Dopo la maturità, ho vinto un posto alla Scuola Normale di Pisa, dove vitto e alloggio erano pagati - altrimenti non sarei potuto arrivare all'università. Ho vinto il concorso per scienze, potevo scegliere tra fisica, matematica o geologia o chimica, ho scelto chimica (un po’ a caso) anche se i professori mi volevano a matematica. Penso che della chimica mi abbia attirato quel che sapevo di alchimia, che poi non era così lontana dalla magia, nel senso della trasformazione della materia. Ho sempre avuto il supporto del direttore dell'istituto di Chimica, prof. Piero Pino, in pratica per tutta la mia vita accademica, che si è poi svolta a Zurigo, al Politecnico Federale di Zurigo, dove il prof. Pino era stato invitato a trasferirsi. Tutto si è svolto linearmente, con qualche difficoltà burocratica di natura svizzera.

Accanto alla vocazione e alla militanza scientifica, hai coltivato la letteratura, scrivendo romanzi, costruendo personaggi che popolano le tue affascinanti storie d’invenzione. Alcune, come nel caso di All’ombra dei fichi d’India, sono ambientate nell’isola d’Elba. In altre, come Le cinque porte della felicità e Lampi tranquilli della mente affiora un’anima attratta dalla polarizzazione sull’eros femminile e la ricerca spirituale, come se la ‘donna’ e il ‘monaco’, il ‘mondo’ e il ‘chiostro’ ti chiamassero a inoltrarti in direzioni che appaiono divergenti. È così? Questo doppio richiamo ha favorito l’apertura mercurialmente creativa che caratterizza il tuo vissuto di uomo e scienziato?

Non ho mai avvertito problemi di sentirmi attirato in più direzioni. Quando dovevo scrivere sull'Elba, lo facevo per lo più all'Elba d'estate, ma spesso poi mi immedesimavo moltissimo nei problemi scientifici e dimenticavo la scrittura per molti mesi, poi ritornava da sé la fase di scrivano, e io l'accettavo. Soffrivo solo del fatto che i miei romanzi di letteratura non erano presi sul serio dai grossi editori. Non ho mai avuto un mentore per la mia parte letteraria. Il mio primo libro per ragazzi fu accettato subito dalla Giunti, e io allora mi illusi che scrivere e pubblicare romanzi fosse una cosa semplice. Invece, non è più successo che un mio libro di letteratura sia stato accettato da un editore serio.
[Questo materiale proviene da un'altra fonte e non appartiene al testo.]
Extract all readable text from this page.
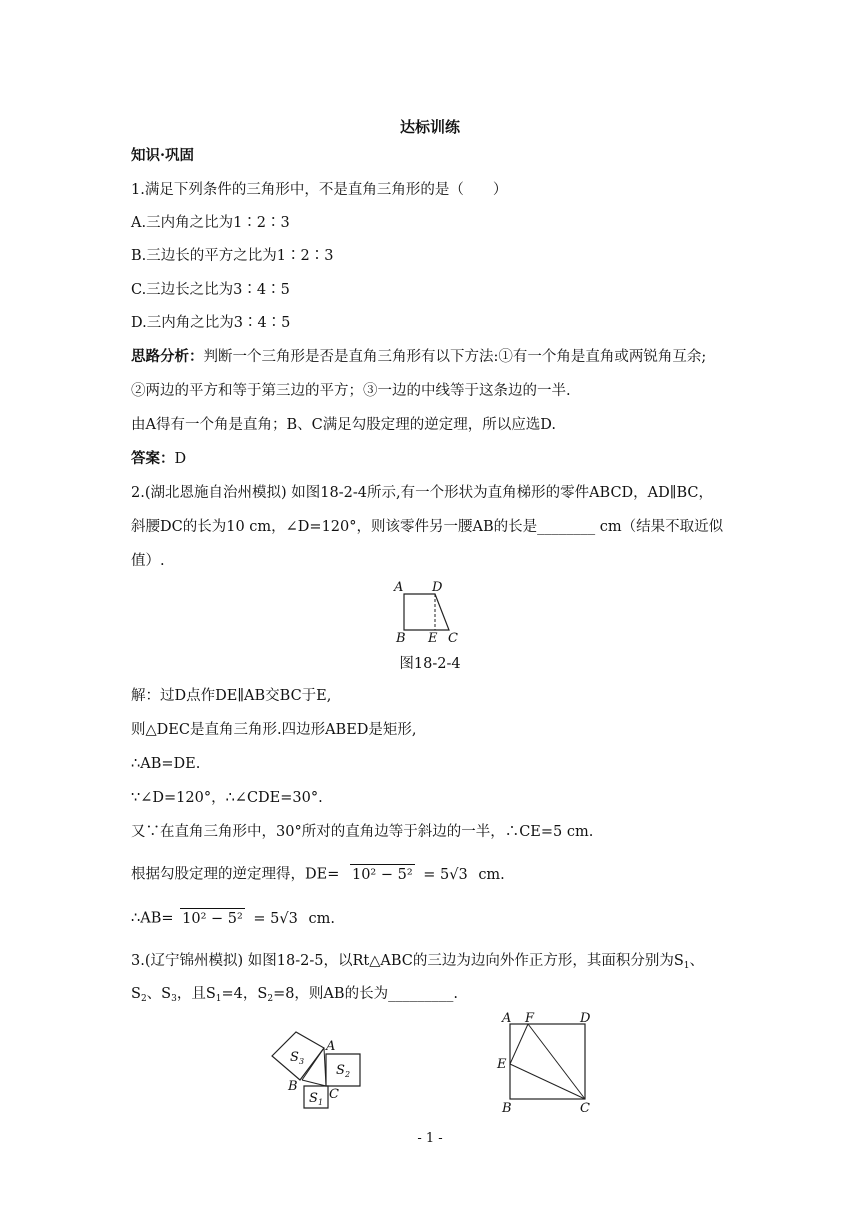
达标训练
知识·巩固
1.满足下列条件的三角形中，不是直角三角形的是（　　）
A.三内角之比为1∶2∶3
B.三边长的平方之比为1∶2∶3
C.三边长之比为3∶4∶5
D.三内角之比为3∶4∶5
思路分析：判断一个三角形是否是直角三角形有以下方法:①有一个角是直角或两锐角互余;
②两边的平方和等于第三边的平方；③一边的中线等于这条边的一半.
由A得有一个角是直角；B、C满足勾股定理的逆定理，所以应选D.
答案：D
2.(湖北恩施自治州模拟) 如图18-2-4所示,有一个形状为直角梯形的零件ABCD，AD∥BC，
斜腰DC的长为10 cm，∠D=120°，则该零件另一腰AB的长是________ cm（结果不取近似
值）.
A D
B E C
图18-2-4
解：过D点作DE∥AB交BC于E,
则△DEC是直角三角形.四边形ABED是矩形,
∴AB=DE.
∵∠D=120°，∴∠CDE=30°.
又∵在直角三角形中，30°所对的直角边等于斜边的一半，∴CE=5 cm.
根据勾股定理的逆定理得，DE= 10² − 5² = 5√3 cm.
∴AB= 10² − 5² = 5√3 cm.
3.(辽宁锦州模拟) 如图18-2-5，以Rt△ABC的三边为边向外作正方形，其面积分别为$S_1$、
$S_2$、$S_3$，且$S_1=4$，$S_2=8$，则AB的长为_________.
S 3
S 2
S 1
A
B
C
A F	D
E
B	C
- 1 -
Oltre alla narrativa, i tuoi interessi sono stati molteplici: dalla storia della scienza e la storia tout court al collezionismo antiquario e alla pratica artistica condivisa con Hong, la tua compagna pittrice, alle filosofie con una spiccata propensione al buddhismo indiano e tibetano, e tra i tuoi incontri c’è stato quello con il XIV Dalai Lama Tenzin Gyatso, con esponenti spirituali e maestri di meditazione europei ed extra-europei. Pensi che la visione sistemica e olistica che hai fatto tua, possa in qualche modo conciliarsi con la concezione di una realtà integrale e a suo modo olistica della tradizione Bön tibetana? E pensi che una possibile integrazione con le prospettive non teiste buddhiste possa contribuire a sviluppare nel XXI secolo una forma diffusa di religiosità planetaria fuori degli argini confessionali stratificati nei millenni?
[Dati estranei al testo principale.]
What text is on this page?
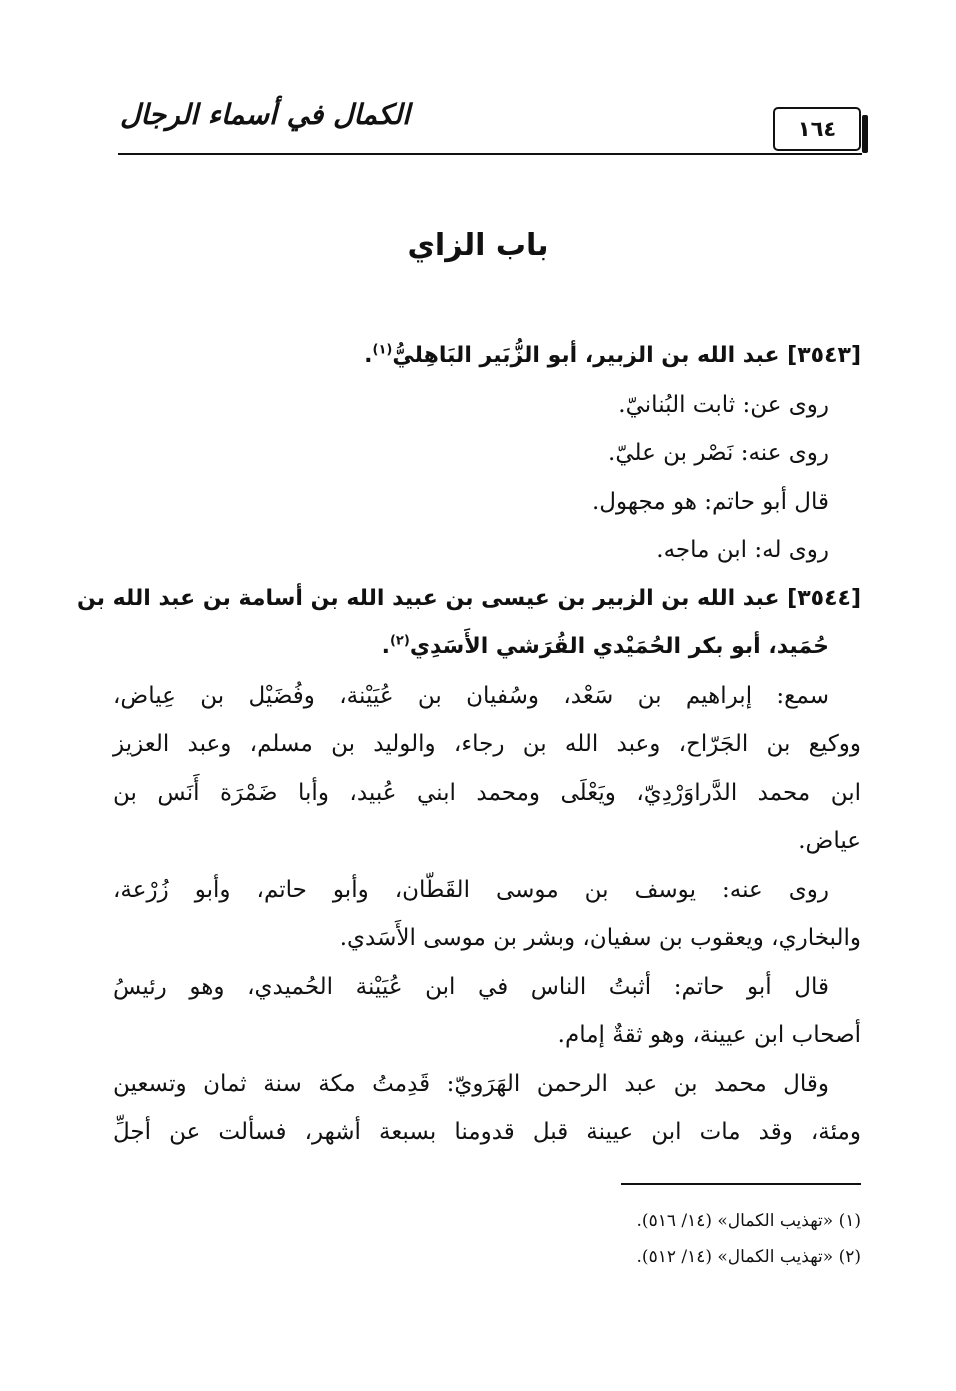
١٦٤
الكمال في أسماء الرجال
باب الزاي
[٣٥٤٣] عبد الله بن الزبير، أبو الزُّبَير البَاهِليُّ$^{(١)}$.
روى عن: ثابت البُنانيّ.
روى عنه: نَصْر بن عليّ.
قال أبو حاتم: هو مجهول.
روى له: ابن ماجه.
[٣٥٤٤] عبد الله بن الزبير بن عيسى بن عبيد الله بن أسامة بن عبد الله بن
حُمَيد، أبو بكر الحُمَيْدي القُرَشي الأَسَدِي$^{(٢)}$.
سمع: إبراهيم بن سَعْد، وسُفيان بن عُيَيْنة، وفُضَيْل بن عِياض،
ووكيع بن الجَرّاح، وعبد الله بن رجاء، والوليد بن مسلم، وعبد العزيز
ابن محمد الدَّراوَرْدِيّ، ويَعْلَى ومحمد ابني عُبيد، وأبا ضَمْرَة أَنَس بن
عياض.
روى عنه: يوسف بن موسى القَطّان، وأبو حاتم، وأبو زُرْعة،
والبخاري، ويعقوب بن سفيان، وبشر بن موسى الأَسَدي.
قال أبو حاتم: أثبتُ الناس في ابن عُيَيْنة الحُميدي، وهو رئيسُ
أصحاب ابن عيينة، وهو ثقةٌ إمام.
وقال محمد بن عبد الرحمن الهَرَويّ: قَدِمتُ مكة سنة ثمان وتسعين
ومئة، وقد مات ابن عيينة قبل قدومنا بسبعة أشهر، فسألت عن أجلِّ
(١) «تهذيب الكمال» (١٤/ ٥١٦).
(٢) «تهذيب الكمال» (١٤/ ٥١٢).
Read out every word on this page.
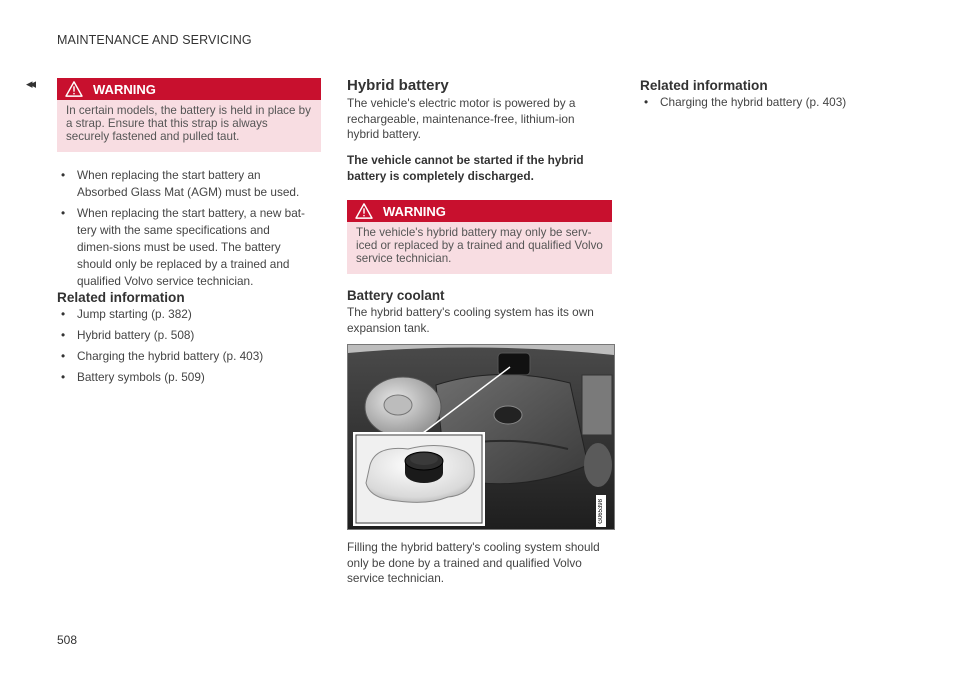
MAINTENANCE AND SERVICING
◂◂
508
WARNING
In certain models, the battery is held in place by a strap. Ensure that this strap is always securely fastened and pulled taut.
• When replacing the start battery an Absorbed Glass Mat (AGM) must be used.
• When replacing the start battery, a new bat-tery with the same specifications and dimen-sions must be used. The battery should only be replaced by a trained and qualified Volvo service technician.
Related information
• Jump starting (p. 382)
• Hybrid battery (p. 508)
• Charging the hybrid battery (p. 403)
• Battery symbols (p. 509)
Hybrid battery
The vehicle's electric motor is powered by a rechargeable, maintenance-free, lithium-ion hybrid battery.
The vehicle cannot be started if the hybrid battery is completely discharged.
WARNING
The vehicle's hybrid battery may only be serv-iced or replaced by a trained and qualified Volvo service technician.
Battery coolant
The hybrid battery's cooling system has its own expansion tank.
G065398
Filling the hybrid battery's cooling system should only be done by a trained and qualified Volvo service technician.
Related information
• Charging the hybrid battery (p. 403)
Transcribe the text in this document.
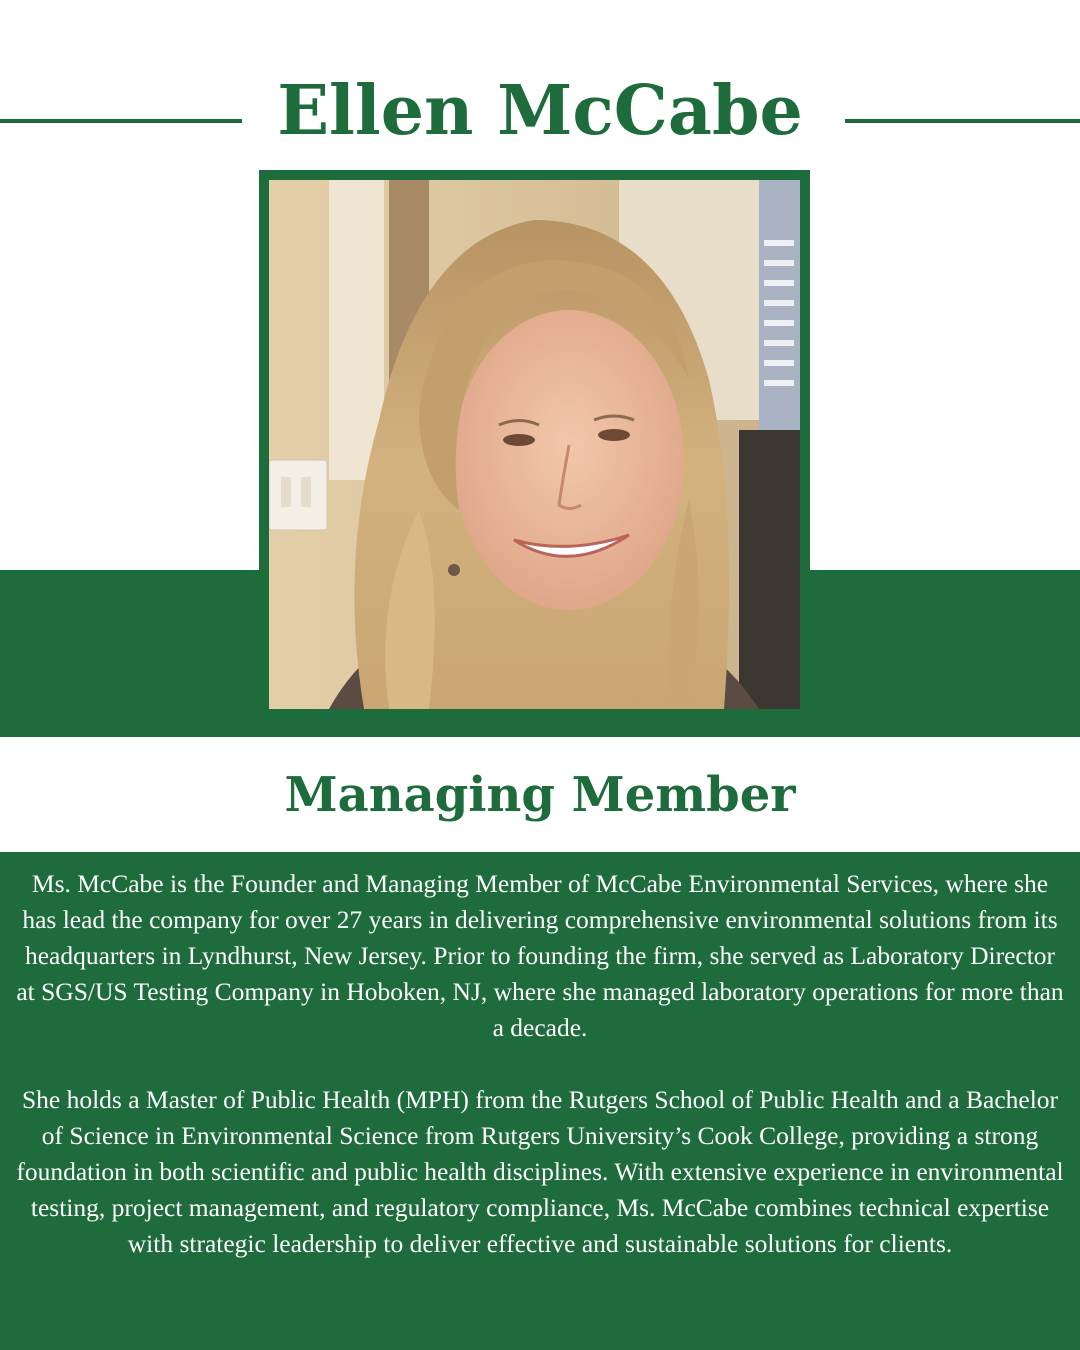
Ellen McCabe
Managing Member

Ms. McCabe is the Founder and Managing Member of McCabe Environmental Services, where she has lead the company for over 27 years in delivering comprehensive environmental solutions from its headquarters in Lyndhurst, New Jersey. Prior to founding the firm, she served as Laboratory Director at SGS/US Testing Company in Hoboken, NJ, where she managed laboratory operations for more than a decade.

She holds a Master of Public Health (MPH) from the Rutgers School of Public Health and a Bachelor of Science in Environmental Science from Rutgers University’s Cook College, providing a strong foundation in both scientific and public health disciplines. With extensive experience in environmental testing, project management, and regulatory compliance, Ms. McCabe combines technical expertise with strategic leadership to deliver effective and sustainable solutions for clients.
Penso proprio di sì. Il Buddhismo è soprattutto una religione e sarebbe errato considerarlo solo una filosofia, d'altra parte il cammino buddhista è del tutto razionale e se ne può trarne insegnamenti di vita preziosi a prescindere dalla meta finale. Ho letto molto e discusso molto sul buddhismo, ma non mi dichiarerei un buddhista: il buddhista è quello che fa veramente il cammino con l'intenzione di raggiungere la meta, cioè la liberazione dall'ignoranza. Ma penso davvero che il buddhismo "ateo", diciamo quello che non accetta la reincarnazione e non crede nel satori finale, e rifiuta ovviamente un Dio creatore, possa rappresentare davvero una religiosità planetaria.
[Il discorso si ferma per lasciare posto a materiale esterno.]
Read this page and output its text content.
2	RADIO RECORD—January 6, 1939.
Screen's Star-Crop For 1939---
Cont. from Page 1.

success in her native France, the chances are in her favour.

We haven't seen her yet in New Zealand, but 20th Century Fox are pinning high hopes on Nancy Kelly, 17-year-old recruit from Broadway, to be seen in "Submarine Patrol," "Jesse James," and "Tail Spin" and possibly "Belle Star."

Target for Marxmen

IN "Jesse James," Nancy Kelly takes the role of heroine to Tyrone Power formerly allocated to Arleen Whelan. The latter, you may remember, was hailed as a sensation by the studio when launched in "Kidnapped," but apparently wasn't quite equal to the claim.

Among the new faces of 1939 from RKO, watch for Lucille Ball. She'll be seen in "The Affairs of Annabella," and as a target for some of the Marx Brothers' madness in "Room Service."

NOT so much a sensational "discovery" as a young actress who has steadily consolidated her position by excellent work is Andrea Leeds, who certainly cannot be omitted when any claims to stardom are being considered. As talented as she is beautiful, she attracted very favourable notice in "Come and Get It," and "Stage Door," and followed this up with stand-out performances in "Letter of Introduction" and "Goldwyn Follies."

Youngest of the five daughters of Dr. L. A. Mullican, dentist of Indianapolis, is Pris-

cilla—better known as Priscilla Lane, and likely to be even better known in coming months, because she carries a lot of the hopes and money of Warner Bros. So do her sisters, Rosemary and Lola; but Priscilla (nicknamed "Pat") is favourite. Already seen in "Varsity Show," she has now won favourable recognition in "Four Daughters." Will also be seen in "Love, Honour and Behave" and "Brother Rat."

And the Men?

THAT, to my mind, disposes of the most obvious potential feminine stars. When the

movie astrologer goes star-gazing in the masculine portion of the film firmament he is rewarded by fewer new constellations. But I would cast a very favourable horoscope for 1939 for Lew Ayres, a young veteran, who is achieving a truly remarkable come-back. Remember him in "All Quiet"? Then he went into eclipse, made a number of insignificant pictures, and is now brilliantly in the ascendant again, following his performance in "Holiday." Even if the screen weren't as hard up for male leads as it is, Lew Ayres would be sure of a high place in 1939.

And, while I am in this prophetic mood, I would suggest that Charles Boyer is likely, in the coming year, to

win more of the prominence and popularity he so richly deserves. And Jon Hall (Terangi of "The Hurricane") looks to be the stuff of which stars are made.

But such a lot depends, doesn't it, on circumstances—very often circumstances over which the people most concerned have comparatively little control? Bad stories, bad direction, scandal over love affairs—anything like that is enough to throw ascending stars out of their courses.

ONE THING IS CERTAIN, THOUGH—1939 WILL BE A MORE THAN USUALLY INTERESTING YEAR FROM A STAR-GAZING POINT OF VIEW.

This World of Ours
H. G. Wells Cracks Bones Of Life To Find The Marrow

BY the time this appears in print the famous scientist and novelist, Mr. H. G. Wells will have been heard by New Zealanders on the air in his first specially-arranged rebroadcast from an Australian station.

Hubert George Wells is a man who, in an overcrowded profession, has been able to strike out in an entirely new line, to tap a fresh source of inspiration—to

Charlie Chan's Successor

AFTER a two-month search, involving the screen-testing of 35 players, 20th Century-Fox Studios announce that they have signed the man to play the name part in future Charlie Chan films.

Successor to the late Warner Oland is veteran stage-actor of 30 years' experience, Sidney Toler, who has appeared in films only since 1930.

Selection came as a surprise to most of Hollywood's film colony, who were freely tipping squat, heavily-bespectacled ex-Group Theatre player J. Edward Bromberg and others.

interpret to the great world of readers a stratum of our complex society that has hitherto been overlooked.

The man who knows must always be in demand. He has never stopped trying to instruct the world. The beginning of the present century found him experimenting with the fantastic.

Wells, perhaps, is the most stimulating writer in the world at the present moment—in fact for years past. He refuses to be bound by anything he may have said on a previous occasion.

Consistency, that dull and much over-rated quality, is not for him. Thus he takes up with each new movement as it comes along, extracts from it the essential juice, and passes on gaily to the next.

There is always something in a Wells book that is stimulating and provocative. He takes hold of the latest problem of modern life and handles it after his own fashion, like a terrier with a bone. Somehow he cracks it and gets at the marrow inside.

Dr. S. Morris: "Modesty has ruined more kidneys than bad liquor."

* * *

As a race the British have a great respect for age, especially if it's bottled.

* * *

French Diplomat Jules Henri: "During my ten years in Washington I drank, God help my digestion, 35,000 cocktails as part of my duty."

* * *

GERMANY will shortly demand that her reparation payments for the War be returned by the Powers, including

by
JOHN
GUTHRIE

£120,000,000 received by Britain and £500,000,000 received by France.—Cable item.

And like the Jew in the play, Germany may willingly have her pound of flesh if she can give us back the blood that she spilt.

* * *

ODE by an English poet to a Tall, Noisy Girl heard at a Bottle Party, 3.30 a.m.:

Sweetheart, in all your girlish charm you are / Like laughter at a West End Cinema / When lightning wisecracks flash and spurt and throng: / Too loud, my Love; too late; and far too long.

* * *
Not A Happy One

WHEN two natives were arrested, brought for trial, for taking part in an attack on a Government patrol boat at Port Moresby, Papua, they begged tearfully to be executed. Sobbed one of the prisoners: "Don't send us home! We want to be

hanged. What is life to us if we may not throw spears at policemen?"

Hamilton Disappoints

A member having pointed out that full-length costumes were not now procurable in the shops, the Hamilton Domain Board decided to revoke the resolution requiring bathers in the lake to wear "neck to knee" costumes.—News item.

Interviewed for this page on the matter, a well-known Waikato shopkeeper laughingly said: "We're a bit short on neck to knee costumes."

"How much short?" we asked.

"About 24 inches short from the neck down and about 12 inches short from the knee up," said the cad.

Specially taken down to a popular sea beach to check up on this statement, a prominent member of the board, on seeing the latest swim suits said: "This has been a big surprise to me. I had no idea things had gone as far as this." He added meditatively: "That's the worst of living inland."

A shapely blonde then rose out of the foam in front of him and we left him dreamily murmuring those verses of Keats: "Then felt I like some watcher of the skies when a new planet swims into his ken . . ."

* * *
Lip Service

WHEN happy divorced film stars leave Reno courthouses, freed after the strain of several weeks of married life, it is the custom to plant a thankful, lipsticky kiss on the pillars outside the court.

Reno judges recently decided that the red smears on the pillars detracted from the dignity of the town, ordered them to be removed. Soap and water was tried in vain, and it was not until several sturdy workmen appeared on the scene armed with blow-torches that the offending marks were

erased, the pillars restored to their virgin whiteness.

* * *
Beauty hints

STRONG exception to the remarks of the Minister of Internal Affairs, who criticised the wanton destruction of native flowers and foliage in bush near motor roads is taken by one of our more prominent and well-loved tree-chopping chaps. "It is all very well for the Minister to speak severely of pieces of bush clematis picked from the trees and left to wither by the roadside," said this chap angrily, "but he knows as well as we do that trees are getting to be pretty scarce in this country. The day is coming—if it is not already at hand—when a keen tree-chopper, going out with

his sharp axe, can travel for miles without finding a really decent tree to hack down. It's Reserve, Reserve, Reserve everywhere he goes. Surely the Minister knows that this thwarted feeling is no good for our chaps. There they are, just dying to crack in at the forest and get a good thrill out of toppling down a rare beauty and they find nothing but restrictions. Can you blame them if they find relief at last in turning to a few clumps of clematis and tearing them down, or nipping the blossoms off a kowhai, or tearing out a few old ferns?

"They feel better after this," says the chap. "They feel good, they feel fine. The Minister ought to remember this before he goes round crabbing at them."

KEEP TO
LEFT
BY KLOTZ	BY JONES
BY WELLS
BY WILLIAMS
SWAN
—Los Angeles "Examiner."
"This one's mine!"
Quale membro dell’istituto internazionale di ricerca Mind§Life sei stato invitato anni fa a tenere un corso di due settimane sull’Origine della vita in un monastero buddhista in Bhutan. Puoi raccontarci in che modo le monache hanno reagito a insegnamenti del tutto estranei alla loro tradizione e le tue strette impressioni personali? Quali sono i fondamenti della scienza moderna che più sono risultati cozzare con le credenze inveterate buddhiste sul karma e il destino umano?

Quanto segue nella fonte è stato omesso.